Best guess for October 2025

Call: Small positive gain (roughly +35k to +75k), central estimate around +55k.
Why: New weekly ADP estimates turned slightly positive; seasonal hiring interest rose, but postings only inched up; services employment remained soft and layoffs stayed elevated on a YTD basis.

  • ADP Weekly Estimates. ADP launched weekly private-employment estimates; the four weeks ending Oct. 11 averaged +14,250/week → implied ~+55k monthly pace.
  • Differing indicators / data blackout context. Because a federal shutdown reduced official data flow, economists leaned on private sources—useful but methodologically different and sometimes conflicting. (This is why I give a range.)
  • Seasonal hiring dynamics. Indeed Hiring Lab: job-seeker interest in seasonal work was up 27% YoY (and ~50% vs. 2023), yet seasonal postings were only +2.7% YoY and fewer ads were marked “urgently hiring” (2.1%, vs. ~10% at late-2021’s peak). Net: demand > postings, so seasonal lift is modest.
  • Layoff climate. Media tallies using Challenger data noted nearly 950k cuts YTD through September—the highest since 2020—keeping a headwind under the surface even if October hiring inches up.

Synthesis for October: Early-month ADP weekly points to a tepid rebound from September’s weakness; seasonal hiring helps at the margin, but subdued postings and persistent layoff pressure cap the upside. Hence the +55k central “best guess.”


What could move these guesses off-target?

  • Method divergences. ADP, Carlyle, UKG, Homebase, Revelio, etc. all sample different universes; they often diverge from BLS in both sign and magnitude. (September already shows a −32k vs. +17k split.)
  • Services sensitivity. With services employment below 50 on ISM, a small swing in hiring freezes/attrition can push the total above/below zero.
  • Seasonal effects.
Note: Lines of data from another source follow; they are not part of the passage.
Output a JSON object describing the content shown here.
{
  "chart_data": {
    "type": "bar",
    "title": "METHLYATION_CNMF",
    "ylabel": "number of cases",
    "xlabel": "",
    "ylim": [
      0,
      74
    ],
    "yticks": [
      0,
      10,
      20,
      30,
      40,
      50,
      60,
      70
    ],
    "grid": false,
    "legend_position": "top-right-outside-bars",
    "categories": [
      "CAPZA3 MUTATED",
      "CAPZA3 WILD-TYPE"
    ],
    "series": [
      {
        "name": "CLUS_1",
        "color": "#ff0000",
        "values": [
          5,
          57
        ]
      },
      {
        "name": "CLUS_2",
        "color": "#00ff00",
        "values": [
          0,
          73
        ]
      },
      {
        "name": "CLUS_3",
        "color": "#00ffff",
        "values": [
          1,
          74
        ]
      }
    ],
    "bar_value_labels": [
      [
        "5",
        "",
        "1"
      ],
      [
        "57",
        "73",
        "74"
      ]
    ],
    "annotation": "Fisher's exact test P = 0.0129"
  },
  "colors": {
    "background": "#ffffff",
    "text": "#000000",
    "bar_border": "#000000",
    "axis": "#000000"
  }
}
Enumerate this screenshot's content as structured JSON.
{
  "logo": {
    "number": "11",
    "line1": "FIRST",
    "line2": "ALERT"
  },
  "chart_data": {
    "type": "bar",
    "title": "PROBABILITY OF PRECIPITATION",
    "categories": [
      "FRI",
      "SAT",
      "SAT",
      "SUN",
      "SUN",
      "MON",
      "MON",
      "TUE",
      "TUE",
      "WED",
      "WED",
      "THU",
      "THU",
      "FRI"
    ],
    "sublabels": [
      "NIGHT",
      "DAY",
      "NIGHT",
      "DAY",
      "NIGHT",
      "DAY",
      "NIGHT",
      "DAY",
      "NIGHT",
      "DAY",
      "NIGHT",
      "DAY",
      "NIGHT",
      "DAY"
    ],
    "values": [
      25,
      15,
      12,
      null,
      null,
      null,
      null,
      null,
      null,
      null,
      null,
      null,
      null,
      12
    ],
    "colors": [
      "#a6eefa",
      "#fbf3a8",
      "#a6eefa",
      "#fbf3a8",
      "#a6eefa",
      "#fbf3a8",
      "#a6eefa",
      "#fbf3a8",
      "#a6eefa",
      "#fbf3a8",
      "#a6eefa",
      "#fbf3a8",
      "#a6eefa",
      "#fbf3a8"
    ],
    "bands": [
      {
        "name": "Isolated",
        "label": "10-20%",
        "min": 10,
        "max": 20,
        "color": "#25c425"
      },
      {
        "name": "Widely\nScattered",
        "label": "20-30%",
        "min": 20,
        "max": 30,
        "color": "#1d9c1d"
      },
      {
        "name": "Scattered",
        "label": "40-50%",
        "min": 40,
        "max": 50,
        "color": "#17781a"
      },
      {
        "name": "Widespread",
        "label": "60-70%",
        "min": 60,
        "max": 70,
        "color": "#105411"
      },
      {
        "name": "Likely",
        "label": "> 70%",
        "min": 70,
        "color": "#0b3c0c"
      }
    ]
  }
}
Holiday timing quirks (retail/logistics onboarding, weather) can distort October readings relative to trend.

TL;DR (one line each)

  • September 2025: ~−10k (range −25k to +20k): ADP negative, ISM employment sub-50, layoffs high; Carlyle slightly positive.
  • October 2025: ~+55k (range +35k to +75k): ADP weekly signals weak growth; seasonal tailwind modest; layoffs still a drag.

(Trivium framing)

Grammar (facts): ADP Sept −32k; ISM services employment 47.2; Challenger Sept cuts 54,064; Carlyle Sept +17k; ADP weekly to Oct 11 +14,250/week; seasonal interest +27% YoY, postings +2.7% YoY, “urgent” 2.1%.
Logic (inference): Concurrent sub-50 employment indices + negative/near-zero private trackers → very weak Sept; ADP weekly + modest seasonal lift → small Oct rebound.
Rhetoric (implication): Plan for soft hiring into Q4; recruiting conditions likely loosen, wage growth cools; policy debate tilts toward supportive stance if weakness persists. (WSJ economist surveys also foresee ~15k/month in 4Q on average.)

Self-reflection: I weighted ADP and ISM employment most for Sept (broad coverage + cyclicality) and used ADP weekly to anchor Oct, with Indeed and Challenger as context.